At the beginning of this year I wrote of my enthusiasm for the TF Gear Classic Nan-Tec Barbel rods I’d bought for the coming season, would I “…christen them with a double?” I asked. Well, as it happened, I was unable to get out in June and July as much as I’d have liked but early August saw me doing regular after-work sessions on my local stretch of river. As a rule I use the finer, very sensitive top section for my barbel fishing despite the disconcerting bend it adopts on hurling 4oz of bait-packed feeder to the far bank; but I’ve taken to using the standard tops which are sufficiently tactile to show me when a fish is interested.
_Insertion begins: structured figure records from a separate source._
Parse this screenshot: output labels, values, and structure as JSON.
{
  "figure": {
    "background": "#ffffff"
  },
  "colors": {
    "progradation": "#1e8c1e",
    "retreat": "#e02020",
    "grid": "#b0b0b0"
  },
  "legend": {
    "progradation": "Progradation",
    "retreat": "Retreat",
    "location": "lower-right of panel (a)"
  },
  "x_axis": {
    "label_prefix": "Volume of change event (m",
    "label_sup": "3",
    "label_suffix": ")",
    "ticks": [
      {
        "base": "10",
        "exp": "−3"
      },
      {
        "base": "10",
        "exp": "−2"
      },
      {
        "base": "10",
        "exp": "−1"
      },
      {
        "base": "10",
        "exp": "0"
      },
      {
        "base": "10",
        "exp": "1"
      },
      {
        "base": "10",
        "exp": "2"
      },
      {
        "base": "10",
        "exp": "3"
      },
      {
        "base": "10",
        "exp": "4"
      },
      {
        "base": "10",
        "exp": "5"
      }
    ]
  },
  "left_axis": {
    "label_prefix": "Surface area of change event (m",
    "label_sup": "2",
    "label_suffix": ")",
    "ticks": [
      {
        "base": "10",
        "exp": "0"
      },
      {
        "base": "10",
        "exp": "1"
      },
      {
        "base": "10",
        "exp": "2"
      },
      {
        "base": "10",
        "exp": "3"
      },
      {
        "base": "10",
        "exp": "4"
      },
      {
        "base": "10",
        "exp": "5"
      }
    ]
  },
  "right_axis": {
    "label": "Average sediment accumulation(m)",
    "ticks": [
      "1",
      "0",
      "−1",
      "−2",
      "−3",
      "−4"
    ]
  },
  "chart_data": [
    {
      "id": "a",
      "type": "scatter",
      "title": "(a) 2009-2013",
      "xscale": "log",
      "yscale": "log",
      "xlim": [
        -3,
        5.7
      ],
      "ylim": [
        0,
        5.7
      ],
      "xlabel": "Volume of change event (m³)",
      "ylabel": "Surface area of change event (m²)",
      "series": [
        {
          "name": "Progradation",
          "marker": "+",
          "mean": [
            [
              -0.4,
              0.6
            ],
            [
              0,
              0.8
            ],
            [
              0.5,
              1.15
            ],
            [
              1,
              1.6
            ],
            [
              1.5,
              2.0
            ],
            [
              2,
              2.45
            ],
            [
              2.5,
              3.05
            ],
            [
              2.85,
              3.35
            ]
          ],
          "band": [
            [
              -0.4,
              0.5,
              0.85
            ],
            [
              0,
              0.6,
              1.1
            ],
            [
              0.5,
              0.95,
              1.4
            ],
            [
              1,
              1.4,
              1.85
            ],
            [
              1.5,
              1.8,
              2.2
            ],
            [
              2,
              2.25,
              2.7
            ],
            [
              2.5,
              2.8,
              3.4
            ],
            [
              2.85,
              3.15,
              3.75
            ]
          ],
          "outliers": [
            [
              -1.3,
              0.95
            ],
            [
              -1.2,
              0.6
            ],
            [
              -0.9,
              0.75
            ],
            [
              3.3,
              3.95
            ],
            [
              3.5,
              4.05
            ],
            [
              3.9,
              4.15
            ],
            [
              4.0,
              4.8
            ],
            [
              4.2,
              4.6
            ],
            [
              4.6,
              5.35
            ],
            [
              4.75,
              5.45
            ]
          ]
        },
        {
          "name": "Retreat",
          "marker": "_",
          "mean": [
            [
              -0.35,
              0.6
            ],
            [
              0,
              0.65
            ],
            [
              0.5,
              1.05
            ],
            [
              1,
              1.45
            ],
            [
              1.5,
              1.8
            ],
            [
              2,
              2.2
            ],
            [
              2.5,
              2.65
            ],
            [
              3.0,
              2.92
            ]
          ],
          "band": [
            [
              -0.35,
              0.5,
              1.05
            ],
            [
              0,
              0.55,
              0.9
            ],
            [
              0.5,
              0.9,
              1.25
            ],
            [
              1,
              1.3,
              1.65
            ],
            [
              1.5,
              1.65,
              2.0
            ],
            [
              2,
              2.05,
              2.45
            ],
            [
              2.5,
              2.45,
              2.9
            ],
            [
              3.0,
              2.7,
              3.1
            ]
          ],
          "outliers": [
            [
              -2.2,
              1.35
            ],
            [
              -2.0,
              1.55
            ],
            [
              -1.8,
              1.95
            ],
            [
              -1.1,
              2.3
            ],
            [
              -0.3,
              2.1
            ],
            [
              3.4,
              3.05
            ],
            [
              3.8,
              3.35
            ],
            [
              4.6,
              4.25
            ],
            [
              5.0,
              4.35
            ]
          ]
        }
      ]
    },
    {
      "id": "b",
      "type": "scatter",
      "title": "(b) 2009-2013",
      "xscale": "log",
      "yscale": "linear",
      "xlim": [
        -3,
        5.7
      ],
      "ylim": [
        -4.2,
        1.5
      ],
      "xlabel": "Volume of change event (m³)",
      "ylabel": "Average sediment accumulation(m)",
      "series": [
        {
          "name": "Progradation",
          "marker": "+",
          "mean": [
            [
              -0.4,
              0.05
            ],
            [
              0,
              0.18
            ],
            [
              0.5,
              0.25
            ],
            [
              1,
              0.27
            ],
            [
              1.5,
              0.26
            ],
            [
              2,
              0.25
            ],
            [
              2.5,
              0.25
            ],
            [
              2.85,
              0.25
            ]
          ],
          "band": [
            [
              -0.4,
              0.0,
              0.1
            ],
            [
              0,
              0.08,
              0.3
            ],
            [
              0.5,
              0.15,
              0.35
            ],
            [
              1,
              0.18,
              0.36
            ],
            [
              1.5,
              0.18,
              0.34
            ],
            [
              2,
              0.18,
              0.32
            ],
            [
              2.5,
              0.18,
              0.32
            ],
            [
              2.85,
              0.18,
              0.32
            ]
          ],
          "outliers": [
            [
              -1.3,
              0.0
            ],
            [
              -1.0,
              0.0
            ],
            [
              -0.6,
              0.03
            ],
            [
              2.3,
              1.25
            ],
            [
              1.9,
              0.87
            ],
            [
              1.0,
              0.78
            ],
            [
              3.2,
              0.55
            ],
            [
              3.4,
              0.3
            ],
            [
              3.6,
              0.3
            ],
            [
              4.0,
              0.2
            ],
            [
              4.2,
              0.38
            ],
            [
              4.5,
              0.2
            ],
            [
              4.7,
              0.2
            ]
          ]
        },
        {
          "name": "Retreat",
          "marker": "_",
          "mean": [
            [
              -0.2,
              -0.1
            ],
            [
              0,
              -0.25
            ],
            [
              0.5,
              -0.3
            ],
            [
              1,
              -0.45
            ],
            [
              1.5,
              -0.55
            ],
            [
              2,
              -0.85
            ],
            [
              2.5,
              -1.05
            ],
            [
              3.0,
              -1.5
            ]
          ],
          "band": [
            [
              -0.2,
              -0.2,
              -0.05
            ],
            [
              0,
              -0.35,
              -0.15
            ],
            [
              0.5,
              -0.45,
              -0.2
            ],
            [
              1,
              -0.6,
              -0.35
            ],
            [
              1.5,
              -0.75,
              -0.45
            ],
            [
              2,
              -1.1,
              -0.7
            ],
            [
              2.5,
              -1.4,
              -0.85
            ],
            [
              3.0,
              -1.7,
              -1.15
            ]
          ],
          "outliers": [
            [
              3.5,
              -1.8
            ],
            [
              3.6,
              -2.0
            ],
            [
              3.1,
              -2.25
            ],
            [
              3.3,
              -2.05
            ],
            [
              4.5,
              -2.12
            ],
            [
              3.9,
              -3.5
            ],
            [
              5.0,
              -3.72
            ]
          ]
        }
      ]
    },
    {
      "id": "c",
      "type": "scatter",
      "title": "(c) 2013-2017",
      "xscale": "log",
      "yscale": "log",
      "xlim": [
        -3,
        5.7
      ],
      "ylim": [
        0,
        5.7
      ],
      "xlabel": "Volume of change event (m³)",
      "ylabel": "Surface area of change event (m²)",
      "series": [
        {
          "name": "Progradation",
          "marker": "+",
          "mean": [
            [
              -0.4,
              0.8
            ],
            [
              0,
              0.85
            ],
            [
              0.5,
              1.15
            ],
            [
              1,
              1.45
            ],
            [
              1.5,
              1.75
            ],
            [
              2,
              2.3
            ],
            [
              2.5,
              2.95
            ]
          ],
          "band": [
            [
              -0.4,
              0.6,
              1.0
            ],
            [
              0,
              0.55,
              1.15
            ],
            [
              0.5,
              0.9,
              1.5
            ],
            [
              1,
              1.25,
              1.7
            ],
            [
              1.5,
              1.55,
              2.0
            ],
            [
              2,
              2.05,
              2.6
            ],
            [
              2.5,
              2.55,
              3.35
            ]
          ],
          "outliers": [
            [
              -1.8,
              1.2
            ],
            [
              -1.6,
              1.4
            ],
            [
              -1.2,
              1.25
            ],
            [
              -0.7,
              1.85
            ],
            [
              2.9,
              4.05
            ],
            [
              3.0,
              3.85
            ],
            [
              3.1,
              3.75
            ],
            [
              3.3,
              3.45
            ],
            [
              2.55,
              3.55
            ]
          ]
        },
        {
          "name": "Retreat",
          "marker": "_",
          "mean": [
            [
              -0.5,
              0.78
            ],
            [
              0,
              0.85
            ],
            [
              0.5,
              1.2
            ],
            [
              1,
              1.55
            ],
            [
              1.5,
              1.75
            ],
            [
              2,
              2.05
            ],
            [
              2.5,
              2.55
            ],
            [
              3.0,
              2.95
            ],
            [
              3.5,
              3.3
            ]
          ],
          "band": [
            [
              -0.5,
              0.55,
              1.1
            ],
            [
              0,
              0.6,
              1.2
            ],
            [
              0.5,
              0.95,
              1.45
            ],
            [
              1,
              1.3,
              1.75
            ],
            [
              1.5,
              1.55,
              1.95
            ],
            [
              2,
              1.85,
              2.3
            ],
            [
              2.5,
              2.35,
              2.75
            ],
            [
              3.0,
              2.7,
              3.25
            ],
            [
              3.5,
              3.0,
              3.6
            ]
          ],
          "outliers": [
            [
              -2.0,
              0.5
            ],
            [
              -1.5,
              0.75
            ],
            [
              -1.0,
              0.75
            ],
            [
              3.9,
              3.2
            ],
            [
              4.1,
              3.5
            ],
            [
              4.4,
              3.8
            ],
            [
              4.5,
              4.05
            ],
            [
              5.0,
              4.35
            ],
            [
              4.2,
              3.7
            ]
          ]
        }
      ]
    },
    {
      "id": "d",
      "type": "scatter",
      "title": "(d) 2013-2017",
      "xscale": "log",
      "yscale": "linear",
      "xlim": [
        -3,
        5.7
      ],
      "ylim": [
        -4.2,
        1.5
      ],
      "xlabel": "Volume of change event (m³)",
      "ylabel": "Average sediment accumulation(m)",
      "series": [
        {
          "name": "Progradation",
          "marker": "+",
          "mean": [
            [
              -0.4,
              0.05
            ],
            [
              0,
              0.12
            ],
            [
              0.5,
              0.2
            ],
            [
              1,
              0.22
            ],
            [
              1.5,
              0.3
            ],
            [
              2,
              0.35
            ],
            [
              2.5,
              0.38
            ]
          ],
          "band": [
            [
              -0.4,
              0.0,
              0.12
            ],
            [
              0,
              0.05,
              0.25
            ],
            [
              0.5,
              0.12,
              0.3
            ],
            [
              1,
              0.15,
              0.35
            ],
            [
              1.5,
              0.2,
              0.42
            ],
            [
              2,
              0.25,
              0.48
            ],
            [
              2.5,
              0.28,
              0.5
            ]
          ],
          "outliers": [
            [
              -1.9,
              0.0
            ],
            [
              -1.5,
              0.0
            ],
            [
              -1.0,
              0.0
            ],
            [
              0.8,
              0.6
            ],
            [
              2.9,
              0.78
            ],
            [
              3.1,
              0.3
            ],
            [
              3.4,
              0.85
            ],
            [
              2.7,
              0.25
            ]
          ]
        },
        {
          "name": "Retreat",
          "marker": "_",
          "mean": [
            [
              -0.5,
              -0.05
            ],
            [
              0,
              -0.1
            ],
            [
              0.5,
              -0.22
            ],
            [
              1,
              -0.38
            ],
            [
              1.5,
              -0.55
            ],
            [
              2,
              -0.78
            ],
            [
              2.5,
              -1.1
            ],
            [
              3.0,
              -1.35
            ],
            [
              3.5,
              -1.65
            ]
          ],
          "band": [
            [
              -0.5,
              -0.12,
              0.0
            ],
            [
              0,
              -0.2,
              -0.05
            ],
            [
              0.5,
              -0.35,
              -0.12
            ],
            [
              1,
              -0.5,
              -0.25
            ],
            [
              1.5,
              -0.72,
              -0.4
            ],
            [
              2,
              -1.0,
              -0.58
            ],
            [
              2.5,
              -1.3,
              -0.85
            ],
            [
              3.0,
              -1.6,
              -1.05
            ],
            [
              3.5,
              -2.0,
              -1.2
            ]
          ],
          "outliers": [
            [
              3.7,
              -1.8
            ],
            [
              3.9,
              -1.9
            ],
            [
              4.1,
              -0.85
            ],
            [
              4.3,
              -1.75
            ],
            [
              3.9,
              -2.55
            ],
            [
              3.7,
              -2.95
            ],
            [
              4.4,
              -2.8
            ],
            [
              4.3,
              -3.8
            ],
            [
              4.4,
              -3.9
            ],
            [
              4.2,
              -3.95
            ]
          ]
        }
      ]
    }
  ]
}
And so it was a couple of Mondays ago. Fishing alongside His Wyeness, Geoffrey Maynard of Hay, and sharing a recently acquired Korum Rod River Tripod, my unblinking attention to my rod-tip was rewarded by two or three slow pulls; there was nothing rhythmic about them so I discarded any suspicion that my rig had merely rolled in the current or had picked up a twig or something. My right talon poised for action, I watched the rod-tip bow a fourth time and on this occasion it went over just a fraction further and stayed there! The classic barbel fishing rod was swept back with some enthusiasm, (I assure you!) taking on a pleasing bend just past the perpendicular. At this stage the fish might have been of any size but only a few seconds passed before I was able to state – and I did – that “This is a good fish, Geoff – a big one”

His Wyeness – it must be said – was a little nonchalant and reluctant to look up from his PVA activities. “Tell me if you need the net” he said; his head down in concentration, apparently uninterested in my increasingly lively barbel-battle.

“Well…I’m pretty sure this is a double” I replied as the fish yanked-down the rod and tore ten yards of 8lb mono off the Shimano, but Geoff had seen too many five and six pound ‘doubles’ to stir his complacency.

“Ok…give us a moment”

Normally I would net the fish myself but the bank at this point necessitated the assistance of an extra pair of hands. Not before time, His Wyeness stood and took in the scene: 2lb test curve barbel fishing rod arced and repeatedly stabbing at the water, Shimano issuing short, staccato bursts of complaint, great patches of flattened water and one very excited angler…the penny dropped and he was soon in serious mode, net poised for the job.

Before long, a bulging, glistening net was placed on the grass and parted to reveal what was clearly the best fish of the season from this stretch. On the scales the needle settled at just 2oz short of 12lb – a fine fish indeed.